Malta is included among the culprits mentioned in the report along with EU border agency Frontex, Greece, Croatia, Italy and Spain.
The Guardian’s analysis is based on reports released by UN agencies, combined with a database of incidents collected by non-governmental organisations. The report describes the pushbacks as “one of the biggest mass expulsions in decades.”
“European countries, supported by EU’s border agency Frontex, systematically pushed back refugees, including children fleeing from wars, in their thousands, using illegal tactics ranging from assault to brutality during detention or transportation”.
According to the report Malta, which declared its ports closed early last year, citing the pandemic, has continued to push back hundreds of migrants using two strategies: enlisting private vessels to intercept asylum seekers and force them back to Libya or turning them away with directions to Italy.
The report links Malta’s response to the decision by Italy and the EU to withdraw their ships from the central Mediterranean, to leave it in Libya’s hands, leaving Malta exposed to more arrivals. Citing migration researcher Matteo de Bellis the report claims that from early 2020 the Maltese government used tactics to avoid assisting refugees and migrants in danger at sea, “including arranging unlawful pushbacks to Libya by private fishing boats, diverting boats rather than rescuing them, illegally detaining hundreds of people on ill-equipped ferries off Malta’s waters, and signing a new agreement with Libya to prevent people from reaching Malta.”

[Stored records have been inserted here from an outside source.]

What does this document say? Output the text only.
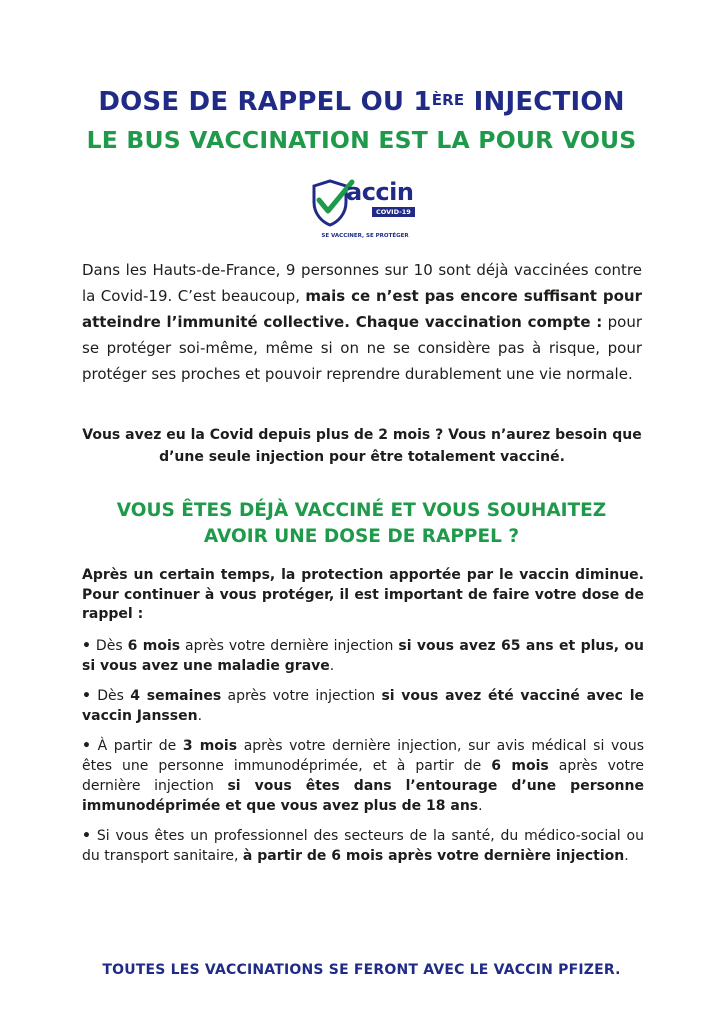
DOSE DE RAPPEL OU 1ÈRE INJECTION
LE BUS VACCINATION EST LA POUR VOUS
accin
COVID-19
SE VACCINER, SE PROTÉGER
Dans les Hauts-de-France, 9 personnes sur 10 sont déjà vaccinées contre la Covid-19. C’est beaucoup, mais ce n’est pas encore suffisant pour atteindre l’immunité collective. Chaque vaccination compte : pour se protéger soi-même, même si on ne se considère pas à risque, pour protéger ses proches et pouvoir reprendre durablement une vie normale.
Vous avez eu la Covid depuis plus de 2 mois ? Vous n’aurez besoin que d’une seule injection pour être totalement vacciné.
VOUS ÊTES DÉJÀ VACCINÉ ET VOUS SOUHAITEZ
AVOIR UNE DOSE DE RAPPEL ?
Après un certain temps, la protection apportée par le vaccin diminue. Pour continuer à vous protéger, il est important de faire votre dose de rappel :
• Dès 6 mois après votre dernière injection si vous avez 65 ans et plus, ou si vous avez une maladie grave.
• Dès 4 semaines après votre injection si vous avez été vacciné avec le vaccin Janssen.
• À partir de 3 mois après votre dernière injection, sur avis médical si vous êtes une personne immunodéprimée, et à partir de 6 mois après votre dernière injection si vous êtes dans l’entourage d’une personne immunodéprimée et que vous avez plus de 18 ans.
• Si vous êtes un professionnel des secteurs de la santé, du médico-social ou du transport sanitaire, à partir de 6 mois après votre dernière injection.
TOUTES LES VACCINATIONS SE FERONT AVEC LE VACCIN PFIZER.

The report also refers to voice messages obtained in The Guardian in May 2020 which confirmed the Maltese government’s strategy to use private vessels, acting at the behest of its armed forces, to intercept crossings and return refugees to Libyan detention centres.

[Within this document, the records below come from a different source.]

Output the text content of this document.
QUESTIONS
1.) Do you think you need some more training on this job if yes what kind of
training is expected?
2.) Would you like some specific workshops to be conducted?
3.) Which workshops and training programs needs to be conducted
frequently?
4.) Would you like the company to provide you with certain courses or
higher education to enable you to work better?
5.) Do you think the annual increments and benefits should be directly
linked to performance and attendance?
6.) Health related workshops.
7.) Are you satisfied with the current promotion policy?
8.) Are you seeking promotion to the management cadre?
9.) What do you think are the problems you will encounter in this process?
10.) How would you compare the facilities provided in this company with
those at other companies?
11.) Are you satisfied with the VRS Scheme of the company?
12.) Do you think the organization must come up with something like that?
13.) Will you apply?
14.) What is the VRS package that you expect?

Malta was not alone in utilising strategies to push back migrants to Libya with some countries resorting to violence. Greece is said to have pushed back 6230 asylum seekers from its shores in a context where the use of excessive and disproportionate violence have become “a normality”.

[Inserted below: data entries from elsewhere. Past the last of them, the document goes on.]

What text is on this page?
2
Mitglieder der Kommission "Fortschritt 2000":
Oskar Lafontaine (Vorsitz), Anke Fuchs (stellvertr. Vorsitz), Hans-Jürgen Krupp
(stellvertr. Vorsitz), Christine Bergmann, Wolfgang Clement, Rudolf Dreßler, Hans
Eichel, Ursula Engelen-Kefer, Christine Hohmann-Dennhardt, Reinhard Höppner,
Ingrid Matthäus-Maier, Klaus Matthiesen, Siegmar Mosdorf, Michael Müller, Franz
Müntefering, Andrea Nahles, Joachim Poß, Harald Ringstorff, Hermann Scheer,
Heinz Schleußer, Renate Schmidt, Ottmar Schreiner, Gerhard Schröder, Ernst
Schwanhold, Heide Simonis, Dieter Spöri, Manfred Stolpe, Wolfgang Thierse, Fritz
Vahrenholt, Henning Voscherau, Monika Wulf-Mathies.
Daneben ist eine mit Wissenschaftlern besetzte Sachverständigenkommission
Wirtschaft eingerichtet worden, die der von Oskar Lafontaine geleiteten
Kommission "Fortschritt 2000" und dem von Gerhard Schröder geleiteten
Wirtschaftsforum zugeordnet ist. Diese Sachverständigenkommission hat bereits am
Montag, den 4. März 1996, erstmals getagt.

UNHCR data suggests that since the start of the pandemic, Libyan authorities, with Italian support, have intercepted and pushed back to Tripoli about 15,500 asylum seekers.
The controversial strategy has caused the forced return of thousands to Libyan detention centres where, according to first hand reports, they face torture. Hundreds have drowned when neither Libya nor Italy intervened.
In 2020, UNHCR data shows that 788 migrants died trying to reach Spain. Croatia, whose police patrol the EU’s longest external border, has also intensified systemic violence and pushbacks of migrants to Bosnia. The Danish Refugee Council (DRC) recorded nearly 18,000 migrants pushed back by Croatia since the start of the pandemic. Over the last year and a half, the Guardian has collected testimonies of migrants who have allegedly been whipped, robbed, sexually abused and stripped naked by the Croatian police force. Some migrants were even spray painted with red crosses on their heads.